By Bart Boehlert
Photos by Joseph Coscia, Jr., Courtesy of the Frick Collection
A favorite pastime of New Yorkers has long been spending an afternoon in the Gilded splendor of the Frick Collection located on Fifth Avenue at 70th Street, in the former mansion home of Henry Clay Frick. There, visitors enjoy viewing Old Master paintings in a lavish domestic setting complete with sumptuous 18th-century furniture, carpets, decorative arts, and objects that Mr. Frick collected. That mansion is now closed and undergoing a two-year-long renovation and expansion designed by the firm Selldorf Architects.
In a stunning quick change, the refined masterpieces of the Frick Collection have moved five blocks north into the former Whitney Museum at Madison Avenue and East 75th Street, finding themselves temporarily housed in a modern, Brutalist Bauhaus building of rugged concrete designed by Marcel Breuer.

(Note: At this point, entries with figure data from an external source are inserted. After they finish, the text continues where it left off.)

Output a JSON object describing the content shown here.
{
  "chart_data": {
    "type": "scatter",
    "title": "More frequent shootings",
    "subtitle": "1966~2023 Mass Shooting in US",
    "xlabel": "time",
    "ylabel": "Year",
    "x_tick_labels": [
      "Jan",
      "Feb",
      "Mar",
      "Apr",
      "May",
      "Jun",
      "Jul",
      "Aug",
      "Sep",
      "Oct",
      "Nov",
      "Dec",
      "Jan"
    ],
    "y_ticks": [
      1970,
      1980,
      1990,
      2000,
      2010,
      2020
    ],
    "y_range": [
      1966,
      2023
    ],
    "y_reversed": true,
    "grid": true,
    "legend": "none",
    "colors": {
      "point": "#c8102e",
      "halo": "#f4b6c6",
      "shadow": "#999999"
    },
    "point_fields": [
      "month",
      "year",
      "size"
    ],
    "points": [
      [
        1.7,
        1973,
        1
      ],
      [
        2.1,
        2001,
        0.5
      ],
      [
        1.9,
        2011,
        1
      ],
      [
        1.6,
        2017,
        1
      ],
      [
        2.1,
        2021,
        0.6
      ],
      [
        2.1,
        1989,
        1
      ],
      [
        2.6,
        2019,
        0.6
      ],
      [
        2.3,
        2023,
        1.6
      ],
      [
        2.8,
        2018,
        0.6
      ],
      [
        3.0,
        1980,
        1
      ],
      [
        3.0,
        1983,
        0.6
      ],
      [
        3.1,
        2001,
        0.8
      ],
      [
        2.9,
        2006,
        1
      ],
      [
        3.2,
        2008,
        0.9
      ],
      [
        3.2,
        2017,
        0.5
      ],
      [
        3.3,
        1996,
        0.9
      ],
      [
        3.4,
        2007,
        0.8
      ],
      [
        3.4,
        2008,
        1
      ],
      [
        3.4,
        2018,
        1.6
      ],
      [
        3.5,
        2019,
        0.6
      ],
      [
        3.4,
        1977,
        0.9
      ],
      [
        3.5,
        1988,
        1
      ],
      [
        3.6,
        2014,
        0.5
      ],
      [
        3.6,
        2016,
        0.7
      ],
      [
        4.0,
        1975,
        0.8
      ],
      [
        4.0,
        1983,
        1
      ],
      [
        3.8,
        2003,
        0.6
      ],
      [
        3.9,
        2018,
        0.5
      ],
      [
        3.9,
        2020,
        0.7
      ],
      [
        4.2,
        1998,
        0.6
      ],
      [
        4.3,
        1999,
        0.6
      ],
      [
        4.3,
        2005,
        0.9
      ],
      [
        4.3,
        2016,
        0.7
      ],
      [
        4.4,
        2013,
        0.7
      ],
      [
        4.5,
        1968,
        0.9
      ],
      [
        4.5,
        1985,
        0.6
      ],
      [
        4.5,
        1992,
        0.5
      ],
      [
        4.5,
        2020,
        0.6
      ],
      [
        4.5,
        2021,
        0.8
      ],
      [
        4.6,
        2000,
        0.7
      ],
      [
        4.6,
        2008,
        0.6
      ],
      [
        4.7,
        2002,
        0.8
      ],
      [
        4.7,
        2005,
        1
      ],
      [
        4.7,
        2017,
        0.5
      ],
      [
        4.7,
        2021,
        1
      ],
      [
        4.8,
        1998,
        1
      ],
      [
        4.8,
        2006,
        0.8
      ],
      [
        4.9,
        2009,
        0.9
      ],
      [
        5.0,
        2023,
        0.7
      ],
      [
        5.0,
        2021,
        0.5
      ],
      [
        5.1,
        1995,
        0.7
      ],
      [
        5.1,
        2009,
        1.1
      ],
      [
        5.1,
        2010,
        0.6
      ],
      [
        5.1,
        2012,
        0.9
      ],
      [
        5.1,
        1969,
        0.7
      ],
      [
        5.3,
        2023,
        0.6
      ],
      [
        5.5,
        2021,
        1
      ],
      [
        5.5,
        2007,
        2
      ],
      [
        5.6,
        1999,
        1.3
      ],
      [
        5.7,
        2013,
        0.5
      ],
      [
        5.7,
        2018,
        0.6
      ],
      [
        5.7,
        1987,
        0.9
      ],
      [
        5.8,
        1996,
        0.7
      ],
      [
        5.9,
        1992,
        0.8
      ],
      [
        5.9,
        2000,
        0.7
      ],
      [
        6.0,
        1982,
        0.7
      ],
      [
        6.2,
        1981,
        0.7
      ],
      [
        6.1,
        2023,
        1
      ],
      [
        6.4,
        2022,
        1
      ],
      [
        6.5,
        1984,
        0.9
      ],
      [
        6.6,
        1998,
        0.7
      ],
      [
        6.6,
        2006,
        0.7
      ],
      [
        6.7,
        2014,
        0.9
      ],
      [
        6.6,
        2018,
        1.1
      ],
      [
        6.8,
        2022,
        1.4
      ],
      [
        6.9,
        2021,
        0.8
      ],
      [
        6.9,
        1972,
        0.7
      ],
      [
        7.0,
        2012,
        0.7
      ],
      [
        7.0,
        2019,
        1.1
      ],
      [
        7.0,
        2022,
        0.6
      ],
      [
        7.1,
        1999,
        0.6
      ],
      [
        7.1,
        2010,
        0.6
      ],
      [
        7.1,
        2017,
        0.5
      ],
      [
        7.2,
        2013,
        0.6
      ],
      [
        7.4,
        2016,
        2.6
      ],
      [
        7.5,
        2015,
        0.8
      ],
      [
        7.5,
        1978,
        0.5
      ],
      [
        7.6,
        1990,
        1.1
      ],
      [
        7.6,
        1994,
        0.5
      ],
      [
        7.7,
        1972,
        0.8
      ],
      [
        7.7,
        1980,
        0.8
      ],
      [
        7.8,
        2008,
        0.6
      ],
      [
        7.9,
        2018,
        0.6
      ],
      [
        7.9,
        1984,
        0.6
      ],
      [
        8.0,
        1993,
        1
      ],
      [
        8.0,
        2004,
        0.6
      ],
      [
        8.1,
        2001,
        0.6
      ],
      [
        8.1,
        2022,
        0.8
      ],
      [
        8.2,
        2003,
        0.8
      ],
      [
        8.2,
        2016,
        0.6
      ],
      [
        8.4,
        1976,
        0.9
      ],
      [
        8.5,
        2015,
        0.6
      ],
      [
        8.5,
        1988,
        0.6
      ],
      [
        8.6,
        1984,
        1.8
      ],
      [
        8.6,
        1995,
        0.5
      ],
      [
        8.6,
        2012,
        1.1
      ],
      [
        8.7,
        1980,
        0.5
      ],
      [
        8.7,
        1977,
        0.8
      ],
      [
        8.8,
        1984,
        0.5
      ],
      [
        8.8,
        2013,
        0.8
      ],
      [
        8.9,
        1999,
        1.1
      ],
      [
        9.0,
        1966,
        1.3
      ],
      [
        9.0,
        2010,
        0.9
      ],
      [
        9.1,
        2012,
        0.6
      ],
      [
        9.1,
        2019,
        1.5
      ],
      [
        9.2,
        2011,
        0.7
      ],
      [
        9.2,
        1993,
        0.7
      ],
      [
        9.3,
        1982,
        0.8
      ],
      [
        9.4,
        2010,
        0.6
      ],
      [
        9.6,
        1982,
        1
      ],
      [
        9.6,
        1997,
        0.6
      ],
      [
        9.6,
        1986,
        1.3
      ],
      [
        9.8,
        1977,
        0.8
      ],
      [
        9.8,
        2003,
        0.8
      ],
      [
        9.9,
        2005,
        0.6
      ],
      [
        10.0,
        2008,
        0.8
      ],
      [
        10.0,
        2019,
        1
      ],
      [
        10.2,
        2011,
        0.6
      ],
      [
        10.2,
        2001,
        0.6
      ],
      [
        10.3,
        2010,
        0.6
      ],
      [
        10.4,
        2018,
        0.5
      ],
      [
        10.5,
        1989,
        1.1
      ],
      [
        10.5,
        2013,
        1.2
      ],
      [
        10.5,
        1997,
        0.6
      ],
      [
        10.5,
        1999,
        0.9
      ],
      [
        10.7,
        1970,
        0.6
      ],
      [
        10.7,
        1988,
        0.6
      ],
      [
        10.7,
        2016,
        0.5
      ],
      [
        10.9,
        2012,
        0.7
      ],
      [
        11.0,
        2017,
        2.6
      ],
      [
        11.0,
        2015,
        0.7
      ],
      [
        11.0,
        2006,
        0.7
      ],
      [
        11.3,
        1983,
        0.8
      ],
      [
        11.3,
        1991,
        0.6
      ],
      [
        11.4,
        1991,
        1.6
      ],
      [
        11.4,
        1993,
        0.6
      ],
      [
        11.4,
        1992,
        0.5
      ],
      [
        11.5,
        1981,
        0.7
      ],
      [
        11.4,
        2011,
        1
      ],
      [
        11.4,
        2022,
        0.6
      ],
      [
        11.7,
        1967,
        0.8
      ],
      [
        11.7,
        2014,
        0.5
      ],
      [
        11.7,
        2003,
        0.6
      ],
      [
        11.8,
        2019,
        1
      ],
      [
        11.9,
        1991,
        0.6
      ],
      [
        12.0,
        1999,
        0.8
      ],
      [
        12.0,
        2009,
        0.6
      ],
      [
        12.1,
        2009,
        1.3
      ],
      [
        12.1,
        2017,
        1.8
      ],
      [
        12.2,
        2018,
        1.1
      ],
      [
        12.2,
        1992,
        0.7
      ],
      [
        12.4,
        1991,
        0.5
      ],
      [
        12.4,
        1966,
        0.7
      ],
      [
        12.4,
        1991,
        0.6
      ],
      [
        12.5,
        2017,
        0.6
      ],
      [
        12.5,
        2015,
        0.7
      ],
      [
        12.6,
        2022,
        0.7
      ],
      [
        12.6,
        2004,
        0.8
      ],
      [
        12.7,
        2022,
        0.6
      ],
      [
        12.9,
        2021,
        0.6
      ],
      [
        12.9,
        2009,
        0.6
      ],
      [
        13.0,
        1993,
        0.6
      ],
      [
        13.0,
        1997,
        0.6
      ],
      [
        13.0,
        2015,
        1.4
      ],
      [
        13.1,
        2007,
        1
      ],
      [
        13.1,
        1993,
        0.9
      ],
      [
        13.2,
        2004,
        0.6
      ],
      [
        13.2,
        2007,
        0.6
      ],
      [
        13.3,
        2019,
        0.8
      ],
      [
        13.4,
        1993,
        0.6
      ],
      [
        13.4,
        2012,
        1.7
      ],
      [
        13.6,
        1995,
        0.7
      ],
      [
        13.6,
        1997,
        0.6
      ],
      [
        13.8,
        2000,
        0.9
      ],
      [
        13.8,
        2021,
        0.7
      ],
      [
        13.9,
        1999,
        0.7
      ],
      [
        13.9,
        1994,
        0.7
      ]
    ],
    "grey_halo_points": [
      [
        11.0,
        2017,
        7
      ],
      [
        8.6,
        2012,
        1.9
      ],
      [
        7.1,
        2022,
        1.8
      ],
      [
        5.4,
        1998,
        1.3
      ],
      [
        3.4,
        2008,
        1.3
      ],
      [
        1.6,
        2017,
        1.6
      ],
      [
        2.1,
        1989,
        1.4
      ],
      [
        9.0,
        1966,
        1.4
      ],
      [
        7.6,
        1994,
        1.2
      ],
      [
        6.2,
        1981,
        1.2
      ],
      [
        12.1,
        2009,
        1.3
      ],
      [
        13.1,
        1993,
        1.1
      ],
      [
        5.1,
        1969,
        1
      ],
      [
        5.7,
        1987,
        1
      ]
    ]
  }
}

“Frick Madison offers the rare opportunity to view our collections in completely new light and in fresh juxtapositions,” said Ian Wardropper, the Anna-Marie and Stephen Kellen Director of the Frick Collection at the press preview.
Now displayed within the cubic building's minimal, spartan setting are paintings, refined sculptures, bronzes, clocks, and rugs. The sharp edges of grey walls contrast with the richness of the artworks, and, as at the Frick, there are no textual wall labels, so visitors download an app for information about each piece.
The collection is organized geographically, with Northern European painting displayed on the second floor. A rare treat is a small room where three luminous Vermeers depicting quiet domestic life hang on three facing walls, seemingly reflecting each other.
One floor above, Italian and Spanish paintings are presented. This floor also includes a porcelain room, its grey walls covered with ornately decorated porcelains from different eras. Striking black Chinese porcelain vases decorated with colorful florals stand on one wall, while another features pretty pink-and-white porcelains that are a mix of German, Austrian, and Chinese in origin.
On the fourth floor are the French and English masters including the Impressionists, which are the most modern works in the Frick Collection. Shown for the first time all together are the 14 paintings which make up The Progress of Love series by Fragonard, four of which were commissioned by Madame du Barry, the last mistress of King Louis XV. In a striking contrast, some of these frothily rosy pictures are hung next to a stark, modern, trapezoidal Breuer window that reveals the brick buildings of Madison Avenue across the street.
Frick Madison is the result of two great American art benefactors. Heiress and sculptor Gertrude Vanderbilt Whitney (1875-1942) established the Whitney Museum of American Art in 1930 with a mission to collect and display the work of living American artists. In 1963, the museum commissioned Hungarian-born Bauhaus architect Marcel Breuer to design its modern building, which housed the Whitney until 2015 when it moved to a spacious new Renzo Piano design in the Meatpacking District. After that the building was briefly the site of a branch of the Metropolitan Museum of Art called Met Breuer.
Its subsequent vacancy now provides a temporary home for the collection of Henry Clay Frick, the Pennsylvania-born industrialist who assembled one of the great private art collections at the turn of the last century. He decreed that upon his death, his Carrère and Hastings-designed Beaux Arts mansion would be open to the public. As that building now undergoes renovation, Frick Madison offers the best of New York, marrying the old and the new.
This inventive installation was organized by the Frick’s curatorial team led by Xavier F. Salomon, Deputy Director and Peter Jay Sharp Chief Curator, with Curator Aimee Ng, Assistant Curator for Sculpture Giulio Dalvit, and former Curator of Decorative Arts Charlotte Vignon, along with the Frick’s exhibition designer Stephen Saitas and Selldorf Architects.